Is there a risk involved in allowing unfettered outbound SSH? Yep. SCP is part and parcel of SSH and you can use SCP to copy large quantities of corporate data off site. How realistic is that risk, though? Likely incredibly small. Why do I say that? Well, how many of your employees have corporate laptops? And how many of those laptops leave the office every night? And do you have any idea of what data might be ON those laptops when they leave the building? And do you have any idea what networks those laptops are being attached to when they’re not in the building? Simply put: if someone wanted to copy data outside of the company, they’d just put said data on their laptop and then copy it somewhere else when they left for the evening. Or they’d just use USB thumb drives to do it. Don’t get me wrong, there are people that do that; they should be fired immediately (see: stockades, brigs, etc). Punish the offending employee by making that person an ex-employee immediately. Don’t punish the entire organization by limiting outbound connectivity.
Another risk of unfettered outbound SSH is a reverse tunnel back into the network. This is something that, again, should be an immediate fireable offense. And it can be figured out by watching the outbound logs on the aforementioned NAT device; long-standing SSH sessions that run throughout the day, into, and then overnight need to be looked into carefully; they is probably some reverse tunneling going on there. Fire that person and make an example out of him or her.
Build a Fort, Not a Prison
Employee morale is difficult to measure. But the rewards for the company are numerous, including productive employees and ones that actively want to stay at the office longer to get more work done. They stay because they can also take care of personal and private matters while they work. In other words: multitask.

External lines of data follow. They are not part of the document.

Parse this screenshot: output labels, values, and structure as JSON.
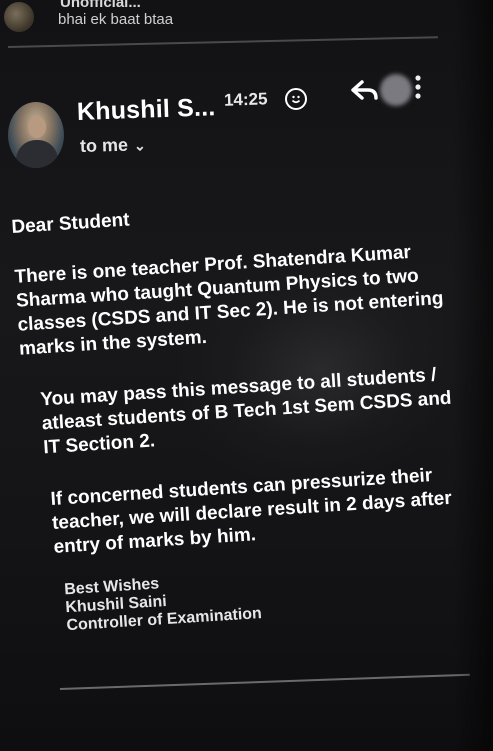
{
  "previous_message": {
    "sender": "Unofficial...",
    "snippet": "bhai ek baat btaa"
  },
  "header": {
    "sender_name": "Khushil S...",
    "time": "14:25",
    "recipient": "to me"
  },
  "icons": {
    "emoji": "emoji-reaction-icon",
    "reply": "reply-arrow-icon",
    "more": "more-vertical-icon",
    "chevron": "chevron-down-icon"
  },
  "email": {
    "greeting": "Dear Student",
    "paragraph_1": "There is one teacher Prof. Shatendra Kumar Sharma who taught Quantum Physics to two classes (CSDS and IT Sec 2). He is not entering marks in the system.",
    "paragraph_2": "You may pass this message to all students / atleast students of B Tech 1st Sem CSDS and IT Section 2.",
    "paragraph_3": "If concerned students can pressurize their teacher, we will declare result in 2 days after entry of marks by him.",
    "signature": {
      "closing": "Best Wishes",
      "name": "Khushil Saini",
      "title": "Controller of Examination"
    }
  }
}
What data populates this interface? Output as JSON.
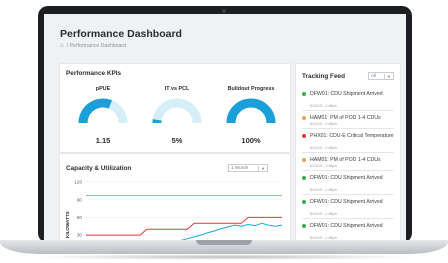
{
  "dashboard": {
    "title": "Performance Dashboard",
    "breadcrumb": "/ Performance Dashboard"
  },
  "kpi": {
    "title": "Performance KPIs",
    "gauges": [
      {
        "label": "pPUE",
        "value": "1.15",
        "fill": 0.62
      },
      {
        "label": "IT vs PCL",
        "value": "5%",
        "fill": 0.05
      },
      {
        "label": "Buildout Progress",
        "value": "100%",
        "fill": 1.0
      }
    ]
  },
  "capacity": {
    "title": "Capacity & Utilization",
    "range_value": "1 Month",
    "chart_data": {
      "type": "line",
      "ylabel": "KILOWATTS",
      "yticks": [
        120,
        90,
        60,
        30
      ],
      "ylim": [
        15,
        130
      ],
      "x": [
        0,
        1,
        2,
        3,
        4,
        5,
        6,
        7,
        8,
        9,
        10,
        11,
        12,
        13,
        14,
        15,
        16,
        17,
        18,
        19,
        20,
        21,
        22,
        23,
        24,
        25,
        26,
        27,
        28,
        29
      ],
      "series": [
        {
          "color": "#f0a24a",
          "values": [
            97,
            97,
            97,
            97,
            97,
            97,
            97,
            97,
            97,
            97,
            97,
            97,
            97,
            97,
            97,
            97,
            97,
            97,
            97,
            97,
            97,
            97,
            97,
            97,
            97,
            97,
            97,
            97,
            97,
            97
          ]
        },
        {
          "color": "#e8343c",
          "values": [
            30,
            30,
            30,
            30,
            30,
            30,
            30,
            30,
            30,
            40,
            40,
            40,
            40,
            40,
            40,
            40,
            50,
            50,
            50,
            50,
            50,
            50,
            50,
            50,
            60,
            60,
            60,
            60,
            60,
            60
          ]
        },
        {
          "color": "#1aa6df",
          "values": [
            17,
            17,
            17,
            17,
            17,
            17,
            17,
            17,
            17,
            17,
            17,
            17,
            18,
            19,
            21,
            24,
            27,
            30,
            34,
            37,
            41,
            44,
            47,
            45,
            48,
            46,
            50,
            47,
            45,
            47
          ]
        }
      ]
    }
  },
  "feed": {
    "title": "Tracking Feed",
    "filter_value": "All",
    "items": [
      {
        "color": "#34b24a",
        "text": "DFW01: CDU Shipment Arrived",
        "time": "8/10/15 - 1:48pm"
      },
      {
        "color": "#f0a24a",
        "text": "HAM01: PM of POD 1-4 CDUs",
        "time": "8/10/15 - 1:48pm"
      },
      {
        "color": "#e8343c",
        "text": "PHX01: CDU-E Critical Temperature",
        "time": "8/10/15 - 1:48pm"
      },
      {
        "color": "#f0a24a",
        "text": "HAM01: PM of POD 1-4 CDUs",
        "time": "8/10/15 - 1:48pm"
      },
      {
        "color": "#34b24a",
        "text": "DFW01: CDU Shipment Arrived",
        "time": "8/10/15 - 1:48pm"
      },
      {
        "color": "#34b24a",
        "text": "DFW01: CDU Shipment Arrived",
        "time": "8/10/15 - 1:48pm"
      },
      {
        "color": "#34b24a",
        "text": "DFW01: CDU Shipment Arrived",
        "time": "8/10/15 - 1:48pm"
      }
    ]
  },
  "colors": {
    "accent": "#1a9fd8",
    "gauge_track": "#d6eef8"
  }
}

I can hear the stodgy old grump of a CEO saying, “But they’re working; they should only be tending to work things.” Right. How many personal phone calls do you take on a daily basis, there, Mr. CEO? How many personal phone calls do you think others take? Or how many personal text messages? Simply put, people aren’t working 100% of the time they’re in the office. They need a breather here and there; some folks take that breather by going outside and sucking on a cancer stick. Others stay inside and surf harmless websites or read and reply to personal email. Stop preventing that.
Morale will be higher within the confines of an IT fort versus an IT prison. It’s not easy to make this happen in a secure fashion because it relies, again, on trust. You need to do a lot of homework to vet your new employees properly; you can’t just hire for skill you have to also hire people that you know will just do the right thing.
Remember: people want to be in a fort; they don’t want to be in a prison. Stop locking your employees up.